Modesty Balse Çizgi Romanı-İngiltere & İngiliz-ABD Ortak Yapımı film: My Name is Modesty Blaise. © Copy Righted to concerned parties. All Rights Reserved. Email: erkankiraz@yahoo.com.


Modesty Balse Çizgi Romanı-İngiltere & İngiliz-ABD Ortak Yapımı film: My Name is Modesty Blaise. © Copy Righted to concerned parties. All Rights Reserved. Email: erkankiraz@yahoo.com.

Gece yarısından sonraki saatler. Saatler 02:30’den sonraki saatler… Üçlü koltuğa uzanmışım. TV kanalları arasında dolanıyorum. Star TV kanalında bir film var “Kumarhane Baskını”. Filmin özgün adı “My Name Is Modesty”[1]. Bu filmi daha önceleri izlemiş ve çok beğenmiştim. Tekrar izlemekten zevk alacağımı düşündüm.

Bir kumarhaneye baskın yapılır. Kumarhane sahibi yolda tuzağa düşürülüp öldürülür. Kumarhane sorumlusu genç bir bayan. Kumarhaneye baskın yapanların önderi ile bir pazarlığa başlar. Oynayacakları rulette kazanırsa, rehinelerin özgür bırakılmasını ister. Kaybetti her bir döngüde kendi yaşamından kesitler anlatır.

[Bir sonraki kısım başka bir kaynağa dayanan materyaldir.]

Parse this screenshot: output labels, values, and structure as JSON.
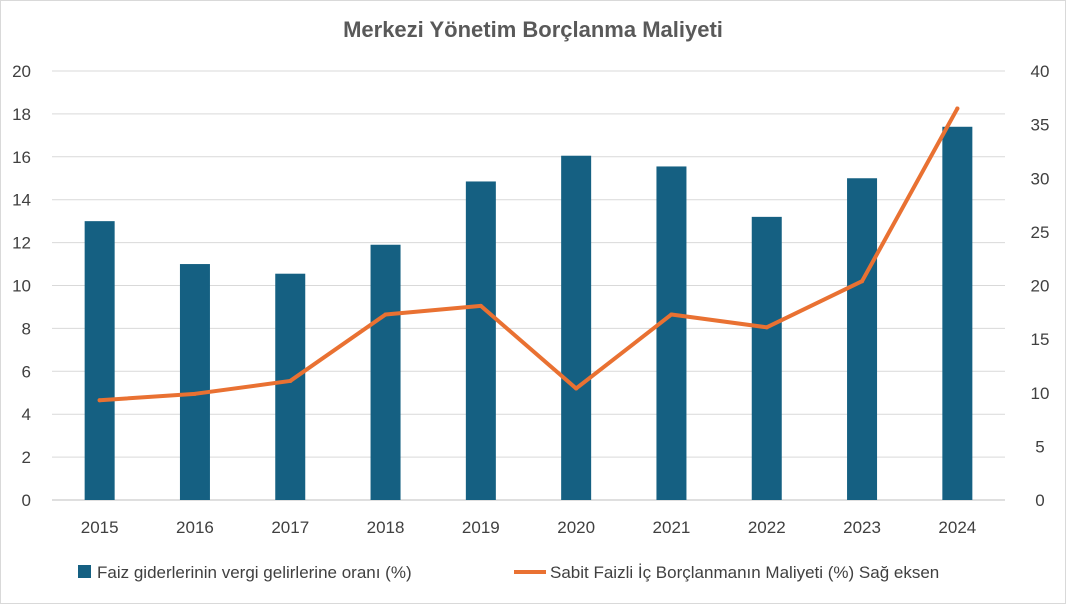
{
  "chart_data": {
    "type": "bar",
    "title": "Merkezi Yönetim  Borçlanma Maliyeti",
    "categories": [
      "2015",
      "2016",
      "2017",
      "2018",
      "2019",
      "2020",
      "2021",
      "2022",
      "2023",
      "2024"
    ],
    "series": [
      {
        "name": "Faiz giderlerinin vergi gelirlerine oranı (%)",
        "type": "bar",
        "axis": "left",
        "color": "#156082",
        "values": [
          13.0,
          11.0,
          10.55,
          11.9,
          14.85,
          16.05,
          15.55,
          13.2,
          15.0,
          17.4
        ]
      },
      {
        "name": "Sabit Faizli İç Borçlanmanın Maliyeti (%)  Sağ eksen",
        "type": "line",
        "axis": "right",
        "color": "#E97132",
        "values": [
          9.3,
          9.9,
          11.1,
          17.3,
          18.1,
          10.4,
          17.3,
          16.1,
          20.4,
          36.5
        ]
      }
    ],
    "y_left": {
      "min": 0,
      "max": 20,
      "step": 2,
      "ticks": [
        "0",
        "2",
        "4",
        "6",
        "8",
        "10",
        "12",
        "14",
        "16",
        "18",
        "20"
      ]
    },
    "y_right": {
      "min": 0,
      "max": 40,
      "step": 5,
      "ticks": [
        "0",
        "5",
        "10",
        "15",
        "20",
        "25",
        "30",
        "35",
        "40"
      ]
    },
    "grid": true,
    "legend": "bottom"
  }
}
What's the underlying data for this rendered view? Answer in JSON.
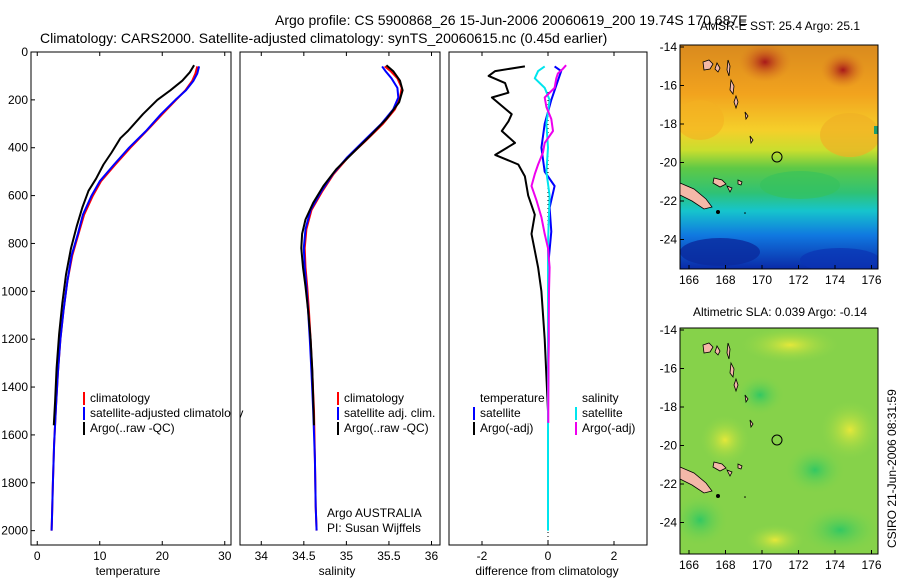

Bayanın adı Modesty Blaise[2]. Balkanlar’da bir ülkede doğmuş. Anne babasını yitirmiş. Sığınmacı Kampları’na büyümüş. Hırsızların musallat olduğu bir yaşlıyı kurtarırı. Kız saldırganlardan birisini öldürür. Yaşlı adamla kamptan kaçarlar. Adamın heybesinde sadece bir kitap vardır. Kral Arthur’un Yaşamı. Yaşlı adam belgesiz ve kimliksiz bir adamdır. Bilge birisi. Ülke ülke dolaşıp okuma yazma öğretmektedir. Hindistan’dan Balkanlar’a dek dolaşmış birisidir. Birçok dil bilir. Modesty Blaise’e okuma yazmayı öğretir. Dövüş sanatlarını ve kendini koruma yollarını öğretir. Yaşlı adam bir çatışmada ölür ve kız yalnız kalır.

Daha sonra kumarhane sahibinin kumarhanesinde hırsızlık yaparken yakalanır. Kumarhane sahibi onu affeder, karnını doyurur ve ona kumarhanesinde iş önerir. Kumarhaneye baskın yapan kişide, babasını 12 yaşında gömmüş bir adam. Babasının kumarhane sahibinden satın aldığı silahların tümü arızalı çıkmıştır. Yaşamı babasının intikamını kumarhane sahibinden almaya yemin etmekle geçmiştir.

Evin içi hala çok sıcak ve nemli. Tere gömülüyor insan. Ne zaman serinler hava! İnanılır gibi değil… Filmin sonunda şöyle bir söz var. Modesty Blaise diyor ki; “Bazı insanlar şanslarının sonsuza dek süreceğini düşünür”… “Ama ben şansımı gereksinim olduğunda kullanmak isterim”…

Ben de yaşamda insanın %5o şansı olması gerektiğine inanırım. Şayet insan doğarken %50 şanslı değilse, geri kalan %50 şansını yakalama olasılığı ya vardır ya da yoktur. Bunu asla bilemez. O nedenle fırsat olduğunu düşündüğü her olanağı kullanmalıdır…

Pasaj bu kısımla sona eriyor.